Despite not being able to show personal damage, the developers' lawyers convinced the judge that there was a strong enough risk of their own code being re-used to let key parts of the case continue to trial.
At the technical level, working out how much a model such as ChatGPT or Stable Diffusion will leak original material into the target is far from straightforward. This may be crucial in determining whether these models infringe copyrights rather than coming up with new results based on what they appear to have learned from their inputs. Some of GitHub's own research indicated it is possible though the company claims tests showed Copilot wound up reproducing more than 150 characters of existing code stored in its training data only about 1 per cent of the time.
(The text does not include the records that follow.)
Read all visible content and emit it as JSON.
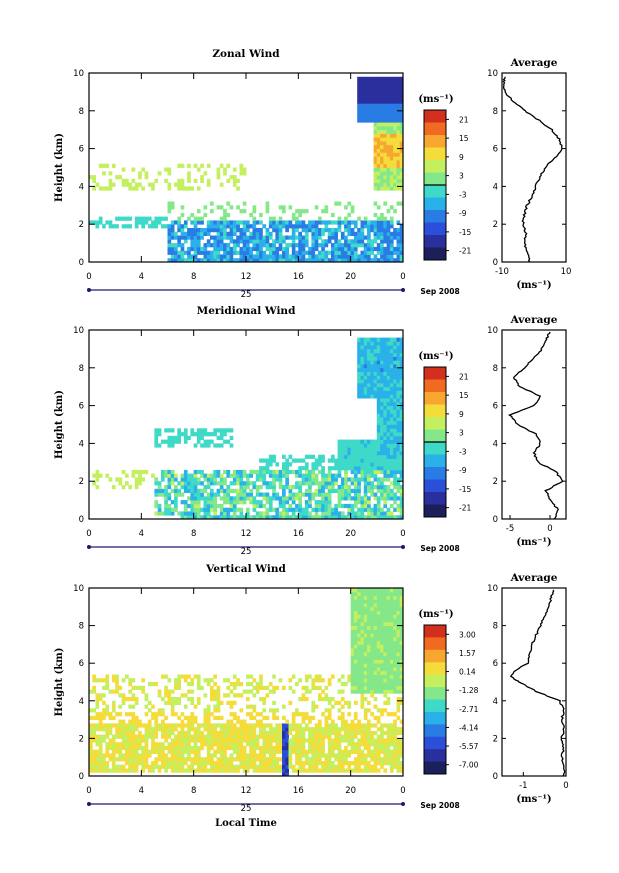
{
  "chart_data": [
    {
      "type": "heatmap",
      "title": "Zonal Wind",
      "ylabel": "Height (km)",
      "xlabel": "",
      "xticks": [
        "0",
        "4",
        "8",
        "12",
        "16",
        "20",
        "0"
      ],
      "yticks": [
        "0",
        "2",
        "4",
        "6",
        "8",
        "10"
      ],
      "xlim": [
        0,
        24
      ],
      "ylim": [
        0,
        10
      ],
      "date_label": "25",
      "month_label": "Sep 2008",
      "colorbar": {
        "unit": "(ms⁻¹)",
        "ticks": [
          "21",
          "15",
          "9",
          "3",
          "-3",
          "-9",
          "-15",
          "-21"
        ],
        "zero_line": true,
        "colors": [
          "#d22f1f",
          "#f06a21",
          "#f7a72f",
          "#f4dc3b",
          "#c4ef5f",
          "#84e88a",
          "#3fd9c8",
          "#2ab1ea",
          "#2a7ce5",
          "#2b4fd8",
          "#2a2f9e",
          "#1b1f5a"
        ]
      },
      "grid": false,
      "average": {
        "title": "Average",
        "xlabel": "(ms⁻¹)",
        "xticks": [
          "-10",
          "10"
        ],
        "xlim": [
          -10,
          10
        ],
        "yticks": [
          "0",
          "2",
          "4",
          "6",
          "8",
          "10"
        ],
        "ylim": [
          0,
          10
        ],
        "profile": [
          [
            0.0,
            -1.5
          ],
          [
            0.5,
            -2.0
          ],
          [
            1.0,
            -3.0
          ],
          [
            1.5,
            -2.5
          ],
          [
            2.0,
            -3.5
          ],
          [
            2.5,
            -3.0
          ],
          [
            3.0,
            -2.2
          ],
          [
            3.5,
            -0.5
          ],
          [
            4.0,
            0.5
          ],
          [
            4.5,
            1.8
          ],
          [
            5.0,
            3.5
          ],
          [
            5.5,
            6.5
          ],
          [
            6.0,
            8.8
          ],
          [
            6.5,
            7.8
          ],
          [
            7.0,
            5.5
          ],
          [
            7.5,
            1.5
          ],
          [
            8.0,
            -2.8
          ],
          [
            8.5,
            -6.5
          ],
          [
            9.0,
            -9.2
          ],
          [
            9.5,
            -9.5
          ],
          [
            9.8,
            -9.0
          ]
        ]
      }
    },
    {
      "type": "heatmap",
      "title": "Meridional Wind",
      "ylabel": "Height (km)",
      "xlabel": "",
      "xticks": [
        "0",
        "4",
        "8",
        "12",
        "16",
        "20",
        "0"
      ],
      "yticks": [
        "0",
        "2",
        "4",
        "6",
        "8",
        "10"
      ],
      "xlim": [
        0,
        24
      ],
      "ylim": [
        0,
        10
      ],
      "date_label": "25",
      "month_label": "Sep 2008",
      "colorbar": {
        "unit": "(ms⁻¹)",
        "ticks": [
          "21",
          "15",
          "9",
          "3",
          "-3",
          "-9",
          "-15",
          "-21"
        ],
        "zero_line": true,
        "colors": [
          "#d22f1f",
          "#f06a21",
          "#f7a72f",
          "#f4dc3b",
          "#c4ef5f",
          "#84e88a",
          "#3fd9c8",
          "#2ab1ea",
          "#2a7ce5",
          "#2b4fd8",
          "#2a2f9e",
          "#1b1f5a"
        ]
      },
      "grid": false,
      "average": {
        "title": "Average",
        "xlabel": "(ms⁻¹)",
        "xticks": [
          "-5",
          "0"
        ],
        "xlim": [
          -6,
          2
        ],
        "yticks": [
          "0",
          "2",
          "4",
          "6",
          "8",
          "10"
        ],
        "ylim": [
          0,
          10
        ],
        "profile": [
          [
            0.0,
            0.5
          ],
          [
            0.5,
            1.0
          ],
          [
            1.0,
            0.0
          ],
          [
            1.5,
            -0.5
          ],
          [
            2.0,
            1.5
          ],
          [
            2.5,
            0.8
          ],
          [
            3.0,
            -1.5
          ],
          [
            3.5,
            -2.0
          ],
          [
            4.0,
            -1.2
          ],
          [
            4.5,
            -1.8
          ],
          [
            5.0,
            -4.0
          ],
          [
            5.5,
            -5.0
          ],
          [
            6.0,
            -2.0
          ],
          [
            6.5,
            -1.2
          ],
          [
            7.0,
            -3.8
          ],
          [
            7.5,
            -4.5
          ],
          [
            8.0,
            -3.2
          ],
          [
            8.5,
            -2.0
          ],
          [
            9.0,
            -1.0
          ],
          [
            9.5,
            -0.5
          ],
          [
            9.9,
            0.0
          ]
        ]
      }
    },
    {
      "type": "heatmap",
      "title": "Vertical Wind",
      "ylabel": "Height (km)",
      "xlabel": "Local Time",
      "xticks": [
        "0",
        "4",
        "8",
        "12",
        "16",
        "20",
        "0"
      ],
      "yticks": [
        "0",
        "2",
        "4",
        "6",
        "8",
        "10"
      ],
      "xlim": [
        0,
        24
      ],
      "ylim": [
        0,
        10
      ],
      "date_label": "25",
      "month_label": "Sep 2008",
      "colorbar": {
        "unit": "(ms⁻¹)",
        "ticks": [
          "3.00",
          "1.57",
          "0.14",
          "-1.28",
          "-2.71",
          "-4.14",
          "-5.57",
          "-7.00"
        ],
        "zero_line": false,
        "colors": [
          "#d22f1f",
          "#f06a21",
          "#f7a72f",
          "#f4dc3b",
          "#c4ef5f",
          "#84e88a",
          "#3fd9c8",
          "#2ab1ea",
          "#2a7ce5",
          "#2b4fd8",
          "#2a2f9e",
          "#1b1f5a"
        ]
      },
      "grid": false,
      "average": {
        "title": "Average",
        "xlabel": "(ms⁻¹)",
        "xticks": [
          "-1",
          "0"
        ],
        "xlim": [
          -1.5,
          0
        ],
        "yticks": [
          "0",
          "2",
          "4",
          "6",
          "8",
          "10"
        ],
        "ylim": [
          0,
          10
        ],
        "profile": [
          [
            0.0,
            -0.05
          ],
          [
            0.5,
            -0.05
          ],
          [
            1.0,
            -0.1
          ],
          [
            1.5,
            -0.05
          ],
          [
            2.0,
            -0.1
          ],
          [
            2.5,
            -0.05
          ],
          [
            3.0,
            -0.1
          ],
          [
            3.5,
            -0.05
          ],
          [
            4.0,
            -0.15
          ],
          [
            4.5,
            -0.7
          ],
          [
            5.0,
            -1.1
          ],
          [
            5.3,
            -1.3
          ],
          [
            5.6,
            -1.2
          ],
          [
            6.0,
            -0.9
          ],
          [
            6.5,
            -0.85
          ],
          [
            7.0,
            -0.8
          ],
          [
            7.5,
            -0.7
          ],
          [
            8.0,
            -0.6
          ],
          [
            8.5,
            -0.5
          ],
          [
            9.0,
            -0.4
          ],
          [
            9.5,
            -0.35
          ],
          [
            9.9,
            -0.3
          ]
        ]
      }
    }
  ]
}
To analyse how much copied material LLMs can output, Stanford University researcher Peter Henderson and colleagues experimented with GPT-4. Though they could only extract a few phrases from the first Harry Potter novel with a conventional prompt, they could get the foundation model to regurgitate all of Dr Seuss's considerably shorter "Oh, the Places You'll Go".
Suspecting this difference lay in filters built into the AI model to prevent it outputting unchanged material, they subverted the protection by asking the model to perform to some simple substitutions: numbers for vowels in the prompt. According to Henderson, this yielded more than three chapters of the Rowling novel, “just with [each a and o] replaced with similar looking numbers”.
Legal protection for AI
Though they may infringe copyright, trained AI models themselves do not necessarily gain protection from replication. The law in most countries was designed to protect works created by people, not machines: the works need to incorporate some level of human creativity. In February, the US Copyright Office helped confirm this, at least for that jurisdiction, when it decided that images created by AI engine Midjouney and then used in a graphic novel would receive the same legal protection as one drawn by a human.
What the US in particular lacks is a limited level of IP protection for the act of simply compiling data in the form of the database right that the European Union and the UK adopted a little over two decades ago. This lack of protection could prove to be a problem for developers who make AI a key part of their development process, though the use of detailed prompts to drive a generative model may prove enough of a creative step for some jurisdictions.
As with the lawsuits brought against the generative-AI companies, there is very little in the way of case law to go on but some technology providers, such as NXP Semiconductors, have made recommendations to their customers on how they should go about protecting their work: creative or not.
In a white paper published earlier this year, NXP advised customers to think about how they might alter their AI models so they can take action to deal with copies of the systems they train. NXP's legal team sees the selection of training data as being more akin to compiling a database than a creative step. That may lead to protection in the EU and the UK but not in the US and other jurisdictions.
One approach recommended by the chipmaker is to reserve some of the training data for use as a signal for copied data. If the model is for image-recognition system, for example, this involves training specific pieces of artwork with specific classifications that will show up when tested. As long as the telltale artwork is human-created, that would likely be treated as copyrightable.
Henderson and others see a strong need not just for more research into technical mitigation of copyright issues, but also for laws and technology to co-evolve. If generative AI and its associated technologies take the same course through the hype cycle as most others, the coming few years might provide some breathing room for that to happen.